Written by: Lauren Beukes
Published in: 2014
Synopsis: Detective Gabriella Versado has seen a lot of bodies, but this one is unique even by Detroit's standards: half-boy, half-deer, somehow fused. The cops nickname him "Bambi," but as stranger and more disturbing bodies are discovered, how can the city hold on to a reality that is already tearing at its seams?
“Shakespeare would have it wrong these days. It's not the world that's the stage - it's social media, where you're trying to put on a show. The rest of your life is rehearsals, prepping in the wings to be fabulous online.”
This is going to be a tricky book to review. Like Gone Girl or any mystery book ever, it's best to go into this one knowing the bare minimum. So I'm going to be tip toeing around a lot here, but bottom line, you should probably read this book.
Talking broad picture, the book is about the hunt for a serial killer in Detroit. The book is told from multiple perspectives, the lead detective Detective Versado, her theatre-loving daughter Layla, writer/douchebag extraordinaire Jonno, TK the homeless guy with a heart of gold and struggling artist Clayton. Detective Versado gets the lion share of the narrative, but the others weave in to add new perspectives and depth and transform this from your typical whodunnit. Talking a little more specifically though, it's not really about a serial killer at all. Well. That's not entirely accurate. The serial killer is critical to the narrative and it is a compelling story in its own right, but Beukes uses the serial killer to build a much stronger story of life in today's world of technology and the ramifications of all of these digital versions of ourselves.

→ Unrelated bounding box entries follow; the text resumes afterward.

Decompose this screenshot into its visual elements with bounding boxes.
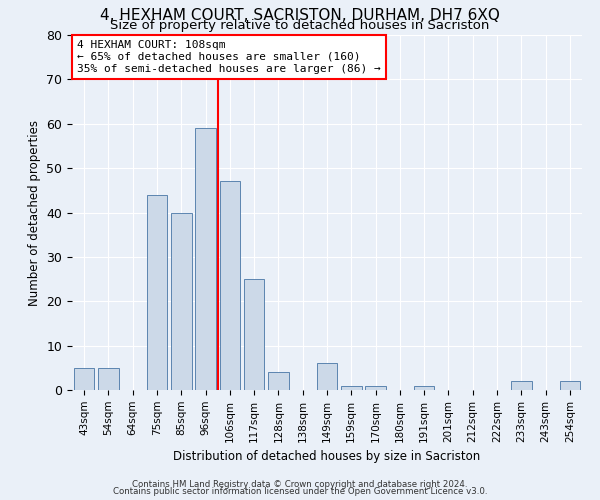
Text: Contains HM Land Registry data © Crown copyright and database right 2024.: Contains HM Land Registry data © Crown c… — [132, 480, 468, 489]
Bar — [171, 212, 191, 390]
Bar — [146, 194, 167, 390]
Bar — [244, 279, 265, 390]
Text: 4, HEXHAM COURT, SACRISTON, DURHAM, DH7 6XQ: 4, HEXHAM COURT, SACRISTON, DURHAM, DH7 … — [100, 8, 500, 22]
Bar — [74, 368, 94, 390]
Bar — [414, 386, 434, 390]
Bar — [195, 128, 216, 390]
Bar — [560, 381, 580, 390]
Bar — [365, 386, 386, 390]
X-axis label: Distribution of detached houses by size in Sacriston: Distribution of detached houses by size … — [173, 450, 481, 463]
Text: Contains public sector information licensed under the Open Government Licence v3: Contains public sector information licen… — [113, 487, 487, 496]
Bar — [317, 364, 337, 390]
Bar — [511, 381, 532, 390]
Bar — [98, 368, 119, 390]
Bar — [220, 182, 240, 390]
Bar — [341, 386, 362, 390]
Text: Size of property relative to detached houses in Sacriston: Size of property relative to detached ho… — [110, 19, 490, 32]
Bar — [268, 372, 289, 390]
Y-axis label: Number of detached properties: Number of detached properties — [28, 120, 41, 306]
Text: 4 HEXHAM COURT: 108sqm
← 65% of detached houses are smaller (160)
35% of semi-de: 4 HEXHAM COURT: 108sqm ← 65% of detached… — [77, 40, 381, 74]
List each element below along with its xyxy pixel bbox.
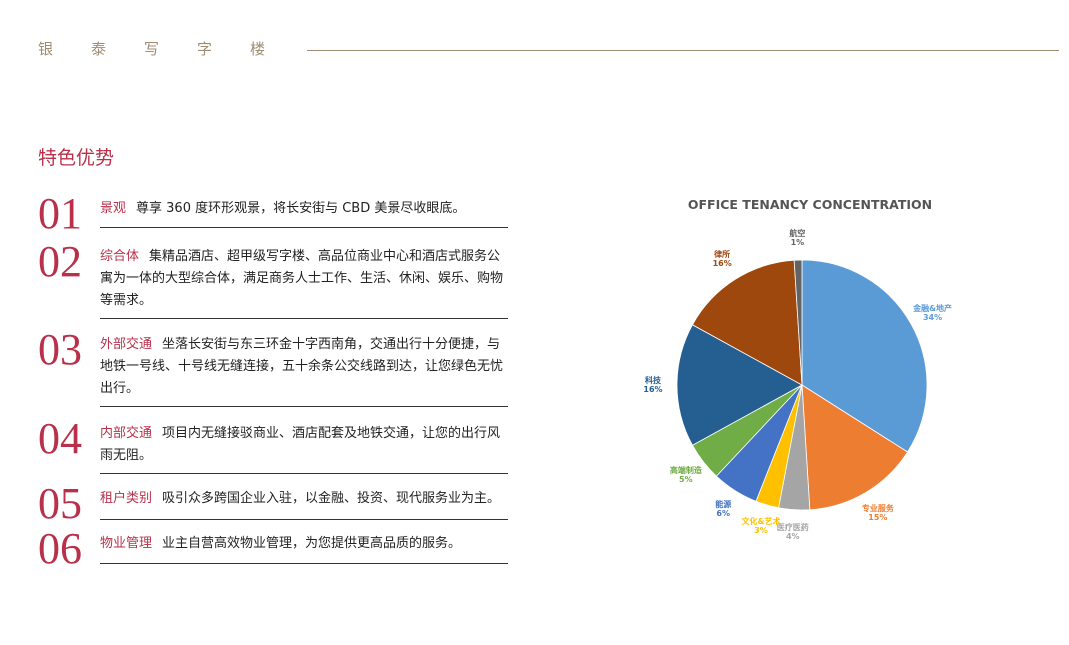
feature-number: 04 (38, 414, 82, 463)
slice-name: 文化&艺术 (741, 517, 781, 527)
pie-slice (676, 324, 803, 446)
pie-label: 科技 16% (643, 376, 662, 394)
pie-label: 能源 6% (715, 500, 731, 518)
slice-name: 科技 (645, 376, 661, 385)
slice-name: 航空 (789, 229, 806, 239)
brand-title: 银泰写字楼 (38, 40, 304, 58)
slice-percent: 16% (643, 385, 663, 394)
slice-percent: 6% (716, 509, 731, 519)
header-divider (307, 50, 1059, 51)
pie-label: 文化&艺术 3% (741, 517, 780, 535)
feature-divider (100, 227, 508, 228)
feature-number: 06 (38, 524, 82, 573)
tenancy-pie-chart: OFFICE TENANCY CONCENTRATION 金融&地产 34% 专业服… (640, 185, 980, 545)
pie-slice (691, 259, 803, 386)
pie-slice (793, 259, 803, 386)
feature-divider (100, 473, 508, 474)
feature-text: 坐落长安街与东三环金十字西南角，交通出行十分便捷，与地铁一号线、十号线无缝连接，… (100, 337, 504, 396)
feature-divider (100, 406, 508, 407)
slice-percent: 3% (754, 526, 768, 536)
feature-label: 内部交通 (100, 426, 153, 441)
slice-percent: 5% (679, 475, 693, 485)
feature-label: 外部交通 (100, 337, 153, 352)
feature-label: 物业管理 (100, 536, 153, 551)
feature-divider (100, 318, 508, 319)
feature-number: 05 (38, 479, 82, 528)
slice-name: 医疗医药 (776, 522, 809, 532)
pie-label: 金融&地产 34% (913, 304, 952, 322)
slice-name: 律所 (714, 250, 731, 260)
pie-label: 专业服务 15% (862, 504, 894, 522)
feature-label: 景观 (100, 201, 127, 216)
pie-slice (801, 384, 909, 511)
pie-label: 律所 16% (713, 250, 732, 268)
section-title: 特色优势 (38, 147, 115, 169)
feature-label: 租户类别 (100, 491, 153, 506)
pie-svg (676, 259, 928, 511)
pie-label: 医疗医药 4% (777, 523, 809, 541)
feature-text: 吸引众多跨国企业入驻，以金融、投资、现代服务业为主。 (162, 491, 501, 506)
slice-name: 高端制造 (669, 466, 702, 476)
feature-divider (100, 563, 508, 564)
slice-percent: 34% (922, 313, 943, 323)
feature-number: 03 (38, 325, 82, 374)
feature-number: 01 (38, 189, 82, 238)
slice-name: 金融&地产 (913, 304, 953, 314)
slice-percent: 1% (790, 238, 805, 248)
pie-label: 高端制造 5% (670, 466, 702, 484)
feature-label: 综合体 (100, 249, 140, 264)
feature-number: 02 (38, 237, 82, 286)
feature-text: 集精品酒店、超甲级写字楼、高品位商业中心和酒店式服务公寓为一体的大型综合体，满足… (100, 249, 504, 308)
chart-title: OFFICE TENANCY CONCENTRATION (687, 197, 933, 212)
slice-name: 能源 (715, 500, 732, 510)
slice-percent: 15% (868, 513, 888, 523)
feature-text: 项目内无缝接驳商业、酒店配套及地铁交通，让您的出行风雨无阻。 (100, 426, 501, 463)
feature-text: 尊享 360 度环形观景，将长安街与 CBD 美景尽收眼底。 (136, 201, 466, 216)
feature-text: 业主自营高效物业管理，为您提供更高品质的服务。 (162, 536, 462, 551)
slice-percent: 16% (712, 259, 732, 269)
pie-slice (801, 259, 928, 453)
slice-percent: 4% (785, 531, 800, 541)
feature-divider (100, 519, 508, 520)
pie-label: 航空 1% (789, 229, 805, 247)
slice-name: 专业服务 (861, 504, 894, 514)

The characters may seem a little cookie cutter-ish from my quick summary above, and on the surface they are. But even for the smaller characters like TK, backstory is woven in to give them their motivations, and the greatest motivation for all of them is the city they live in. I know it's cliché to say that the setting is a character in the book, but Detroit couldn't have been exchanged for just any other city. These characters are pushed beyond their limits by the city they live in. Detective Versado is underpaid and overworked, a female struggling to find footing in a career dominated by men, in a city where crime has become a fact of life. TK's struggled his whole life because of a choice made in his adolescence, and opportunities aren't exactly plentiful for a black ex-con who lives on the street. Jonno crashed and burned in New York and is now dependant on Detroit to lift him from the wreckage. Detroit shaped their pasts and motivates their futures. It is this great big shadow that lingers over everyone's lives and decisions and choices. It's oppressive and dangerous. We see the families leaving home because their houses are being foreclosed on, we walk among the ruins of the factories that were abandoned when the town went bankrupt and we watch as people sleep in their cars in a Walmart carpark because the shelters are full. We get stats about the crime rate and discussions on Renisha McBride. But amongst all of this we also see a burgeoning art scene, gorgeous art deco architecture, secret beaches and a committed community. While the novel never ventures into uplifting territory, it does a solid job of showing us that life does continue even when everything seems lost. People adapt to their environments. Unfortunately, while some people adapt for the better creating something from nothing, for some people this adaptation take on a darker role.
While this book is a crime and mystery novel first and foremost, it also has some really creepy scenes. I wouldn't go so far as to say it crosses into horror, but it definitely flirts on the border. Again, it's better to go in knowing very little. So maybe just trust me when I say that I think this novel is a real gem and worth discovering for yourself.